1. FIRST AID
o Contaminated Wound - Encourage bleeding from the skin wound and wash the injured area with copious soapy water, disinfectant, scrub solution or water.
o Contaminated Intact Skin - Wash the area with soap and water.
o Contaminated Eyes - Gently rinse the eyes while open with Saline or water.
o Contaminated Mouth - Spit out any fluid - rinse the mouth with water and spit out again.
2. REPORT ACCIDENT
3. BLOOD TESTING (Consent required)
Health Care Worker: HIV, Hep B and Hep C status
Source: HIV, Hep B and Hep C status
4. IMMEDIATE ACTION
If the patient is known to be HIV positive then the exposed Health Care Worker should be given counselling and offered Post exposure prophylaxis (PEP).
The Austin Hospital, Alfred and Royal Melbourne Hospital, have Infectious Diseases Physicians on call who can discuss the case and recommend the best treatment in line with the CDC guidelines.
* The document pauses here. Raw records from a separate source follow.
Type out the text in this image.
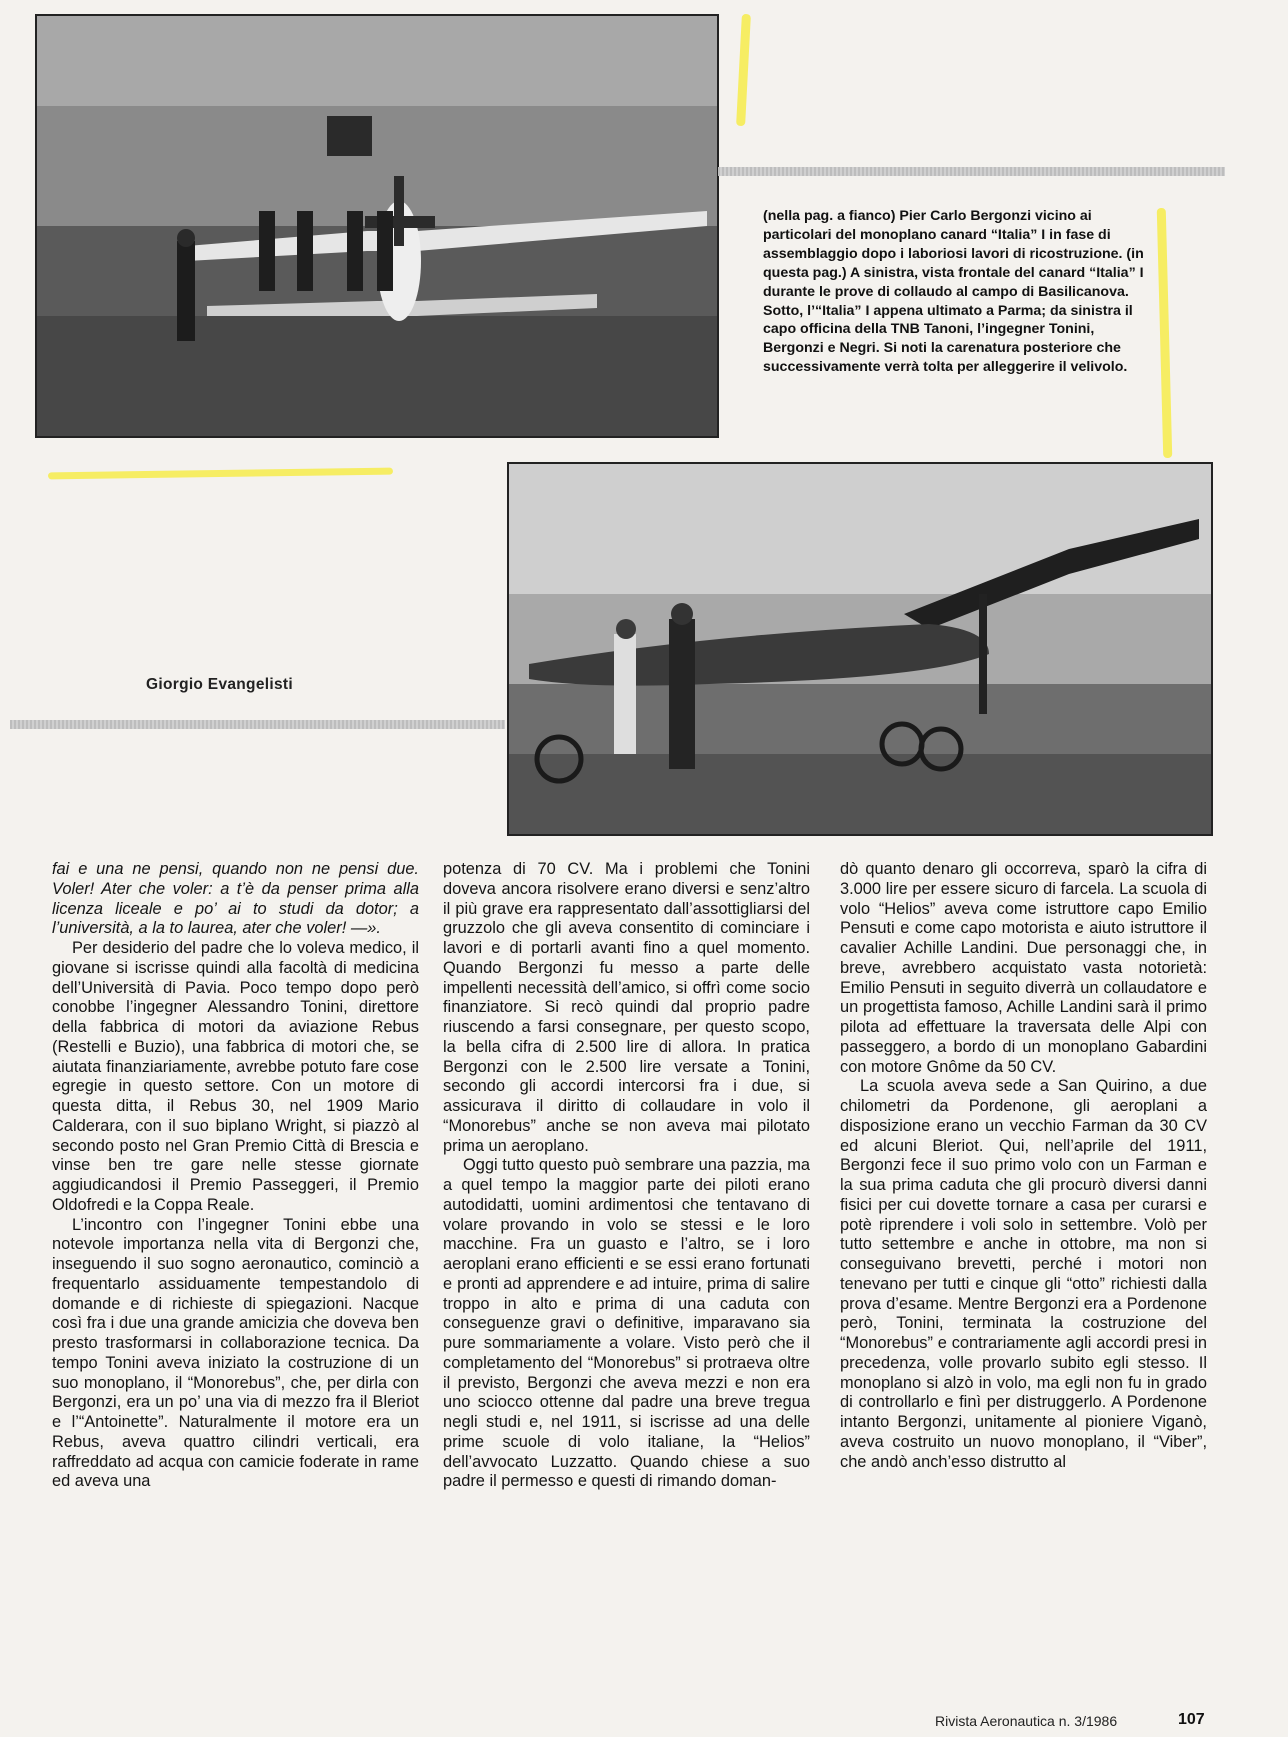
(nella pag. a fianco) Pier Carlo Bergonzi vicino ai particolari del monoplano canard “Italia” I in fase di assemblaggio dopo i laboriosi lavori di ricostruzione. (in questa pag.) A sinistra, vista frontale del canard “Italia” I durante le prove di collaudo al campo di Basilicanova. Sotto, l’“Italia” I appena ultimato a Parma; da sinistra il capo officina della TNB Tanoni, l’ingegner Tonini, Bergonzi e Negri. Si noti la carenatura posteriore che successivamente verrà tolta per alleggerire il velivolo.

Giorgio Evangelisti

fai e una ne pensi, quando non ne pensi due. Voler! Ater che voler: a t’è da penser prima alla licenza liceale e po’ ai to studi da dotor; a l’università, a la to laurea, ater che voler! —».

Per desiderio del padre che lo voleva medico, il giovane si iscrisse quindi alla facoltà di medicina dell’Università di Pavia. Poco tempo dopo però conobbe l’ingegner Alessandro Tonini, direttore della fabbrica di motori da aviazione Rebus (Restelli e Buzio), una fabbrica di motori che, se aiutata finanziariamente, avrebbe potuto fare cose egregie in questo settore. Con un motore di questa ditta, il Rebus 30, nel 1909 Mario Calderara, con il suo biplano Wright, si piazzò al secondo posto nel Gran Premio Città di Brescia e vinse ben tre gare nelle stesse giornate aggiudicandosi il Premio Passeggeri, il Premio Oldofredi e la Coppa Reale.

L’incontro con l’ingegner Tonini ebbe una notevole importanza nella vita di Bergonzi che, inseguendo il suo sogno aeronautico, cominciò a frequentarlo assiduamente tempestandolo di domande e di richieste di spiegazioni. Nacque così fra i due una grande amicizia che doveva ben presto trasformarsi in collaborazione tecnica. Da tempo Tonini aveva iniziato la costruzione di un suo monoplano, il “Monorebus”, che, per dirla con Bergonzi, era un po’ una via di mezzo fra il Bleriot e l’“Antoinette”. Naturalmente il motore era un Rebus, aveva quattro cilindri verticali, era raffreddato ad acqua con camicie foderate in rame ed aveva una

potenza di 70 CV. Ma i problemi che Tonini doveva ancora risolvere erano diversi e senz’altro il più grave era rappresentato dall’assottigliarsi del gruzzolo che gli aveva consentito di cominciare i lavori e di portarli avanti fino a quel momento. Quando Bergonzi fu messo a parte delle impellenti necessità dell’amico, si offrì come socio finanziatore. Si recò quindi dal proprio padre riuscendo a farsi consegnare, per questo scopo, la bella cifra di 2.500 lire di allora. In pratica Bergonzi con le 2.500 lire versate a Tonini, secondo gli accordi intercorsi fra i due, si assicurava il diritto di collaudare in volo il “Monorebus” anche se non aveva mai pilotato prima un aeroplano.

Oggi tutto questo può sembrare una pazzia, ma a quel tempo la maggior parte dei piloti erano autodidatti, uomini ardimentosi che tentavano di volare provando in volo se stessi e le loro macchine. Fra un guasto e l’altro, se i loro aeroplani erano efficienti e se essi erano fortunati e pronti ad apprendere e ad intuire, prima di salire troppo in alto e prima di una caduta con conseguenze gravi o definitive, imparavano sia pure sommariamente a volare. Visto però che il completamento del “Monorebus” si protraeva oltre il previsto, Bergonzi che aveva mezzi e non era uno sciocco ottenne dal padre una breve tregua negli studi e, nel 1911, si iscrisse ad una delle prime scuole di volo italiane, la “Helios” dell’avvocato Luzzatto. Quando chiese a suo padre il permesso e questi di rimando doman-

dò quanto denaro gli occorreva, sparò la cifra di 3.000 lire per essere sicuro di farcela. La scuola di volo “Helios” aveva come istruttore capo Emilio Pensuti e come capo motorista e aiuto istruttore il cavalier Achille Landini. Due personaggi che, in breve, avrebbero acquistato vasta notorietà: Emilio Pensuti in seguito diverrà un collaudatore e un progettista famoso, Achille Landini sarà il primo pilota ad effettuare la traversata delle Alpi con passeggero, a bordo di un monoplano Gabardini con motore Gnôme da 50 CV.

La scuola aveva sede a San Quirino, a due chilometri da Pordenone, gli aeroplani a disposizione erano un vecchio Farman da 30 CV ed alcuni Bleriot. Qui, nell’aprile del 1911, Bergonzi fece il suo primo volo con un Farman e la sua prima caduta che gli procurò diversi danni fisici per cui dovette tornare a casa per curarsi e potè riprendere i voli solo in settembre. Volò per tutto settembre e anche in ottobre, ma non si conseguivano brevetti, perché i motori non tenevano per tutti e cinque gli “otto” richiesti dalla prova d’esame. Mentre Bergonzi era a Pordenone però, Tonini, terminata la costruzione del “Monorebus” e contrariamente agli accordi presi in precedenza, volle provarlo subito egli stesso. Il monoplano si alzò in volo, ma egli non fu in grado di controllarlo e finì per distruggerlo. A Pordenone intanto Bergonzi, unitamente al pioniere Viganò, aveva costruito un nuovo monoplano, il “Viber”, che andò anch’esso distrutto al

Rivista Aeronautica n. 3/1986	107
Phone Nos (Austin) (9496 5000); (Alfred) (9276 2000) and (RMH) (9342 7000).
Post Exposure Prophylaxis (PEP) pdf information sheet
5. FURTHER ACTION
1. If status of Patient and Health Care Worker is unknown and immune status can’t be obtained within 48 hours then give:-
(a) Hepatitis B. Immune Globulin
(b) Hepatitis B. Vaccine (first dose).
2. If the Health Care Worker is HBV immune then no further Hep B Vaccine is required. Check Hep B antibody titre of health care worker and if low give Hepatitis B booster.
3. Give Tetanus Toxoid booster if indicated.
6. FOLLOW UP
i. complete the course of Hepatitis Vaccine.
ii. follow up HIV serology 1, 3 months and 6 months.
Reference: Kerang and District Hospital, Infection Control Manual and other.